School and other institutions require young folks to exhibit working brain behaviors (such as to sit quietly for extended periods) that are developmentally difficult for some. Chemical interventions may mask the problem, and behavioral interventions may hasten the maturation, but it’s helpful to think of working brain impairments as being also a culturally driven problem. A grandson’s primary grade ADD behavior benefited from a combination of Ritalin and counseling, while waiting for brain maturation to reduce the problem (which it did). Maté provides a thoughtful analysis of the issue, and practical strategies for adults who have ADD, and for parents of children with ADD.

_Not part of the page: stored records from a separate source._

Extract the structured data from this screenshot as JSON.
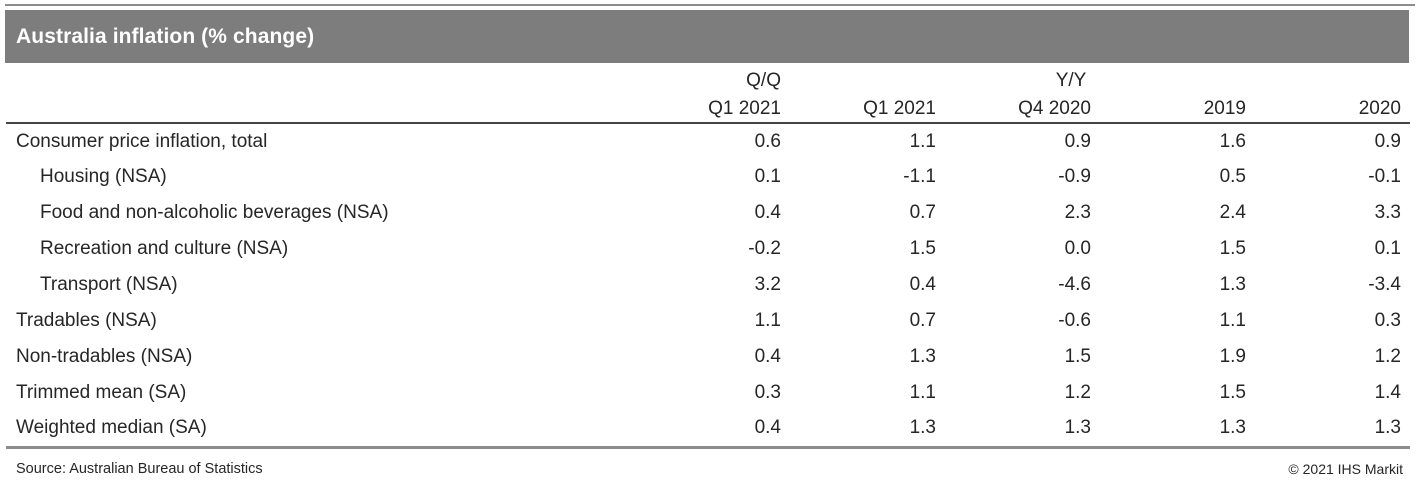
{
  "title": "Australia inflation (% change)",
  "chart_data": {
    "type": "table",
    "title": "Australia inflation (% change)",
    "column_groups": [
      {
        "label": "Q/Q",
        "span": 1
      },
      {
        "label": "Y/Y",
        "span": 4
      }
    ],
    "columns": [
      "Q1 2021",
      "Q1 2021",
      "Q4 2020",
      "2019",
      "2020"
    ],
    "rows": [
      {
        "label": "Consumer price inflation, total",
        "indent": false,
        "values": [
          "0.6",
          "1.1",
          "0.9",
          "1.6",
          "0.9"
        ]
      },
      {
        "label": "Housing (NSA)",
        "indent": true,
        "values": [
          "0.1",
          "-1.1",
          "-0.9",
          "0.5",
          "-0.1"
        ]
      },
      {
        "label": "Food and non-alcoholic beverages (NSA)",
        "indent": true,
        "values": [
          "0.4",
          "0.7",
          "2.3",
          "2.4",
          "3.3"
        ]
      },
      {
        "label": "Recreation and culture (NSA)",
        "indent": true,
        "values": [
          "-0.2",
          "1.5",
          "0.0",
          "1.5",
          "0.1"
        ]
      },
      {
        "label": "Transport (NSA)",
        "indent": true,
        "values": [
          "3.2",
          "0.4",
          "-4.6",
          "1.3",
          "-3.4"
        ]
      },
      {
        "label": "Tradables (NSA)",
        "indent": false,
        "values": [
          "1.1",
          "0.7",
          "-0.6",
          "1.1",
          "0.3"
        ]
      },
      {
        "label": "Non-tradables (NSA)",
        "indent": false,
        "values": [
          "0.4",
          "1.3",
          "1.5",
          "1.9",
          "1.2"
        ]
      },
      {
        "label": "Trimmed mean (SA)",
        "indent": false,
        "values": [
          "0.3",
          "1.1",
          "1.2",
          "1.5",
          "1.4"
        ]
      },
      {
        "label": "Weighted median (SA)",
        "indent": false,
        "values": [
          "0.4",
          "1.3",
          "1.3",
          "1.3",
          "1.3"
        ]
      }
    ]
  },
  "footer": {
    "source": "Source: Australian Bureau of Statistics",
    "copyright": "© 2021 IHS Markit"
  },
  "colors": {
    "title_bar": "#7d7d7d",
    "rule_gray": "#8c8c8c",
    "rule_dark": "#454545",
    "text": "#262626",
    "title_text": "#ffffff"
  }
}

Jeffrey Schwartz and Sharon Begley’s intriguing optimistic new book, The Mind and the Brain (2002), focuses on behavioral solutions to serious working brain impairments. Schwartz uses a Four Step behavioral program to successfully treat folks with Obsessive Compulsive Disorder and Tourette’s Syndrome. The program uses counseling therapy to get the patient’s attention system to relabel, reattribute, refocus, and revalue the unwanted behavior— and thereby to extinguish it.

The book also describes the research that led to the development of the Fast ForWord (FFW) program, a very successful behavioral intervention for children whose ability to develop language competency is delayed by an auditory system that can’t process speech sounds quickly enough to break them down into phonemes. The FFW intervention uses videogame technology that can slow down speech to a speed that these children’s auditory system can process and then, like aerobics, speed it up again as the child’s phonemic system increases its ability to process articulate speech.

Videogame technology has a remarkable ability to engage and hold the emotion/attention systems of children, so FFW is basically an emotion/attention machine connected to a working brain impairment.

Although chemical interventions are currently widely used on folks with working brain impairments, these new successful behavioral interventions stimulate our brain to increase the robustness of relevant pathways and adjust chemical levels. This suggests that we can anticipate even more remarkable developments in human and electronic behavioral interventions directed at eliminating working brain impairments.

The Maté and Schwartz/Begley books are both written for general readers, and both tell fascinating optimistic stories.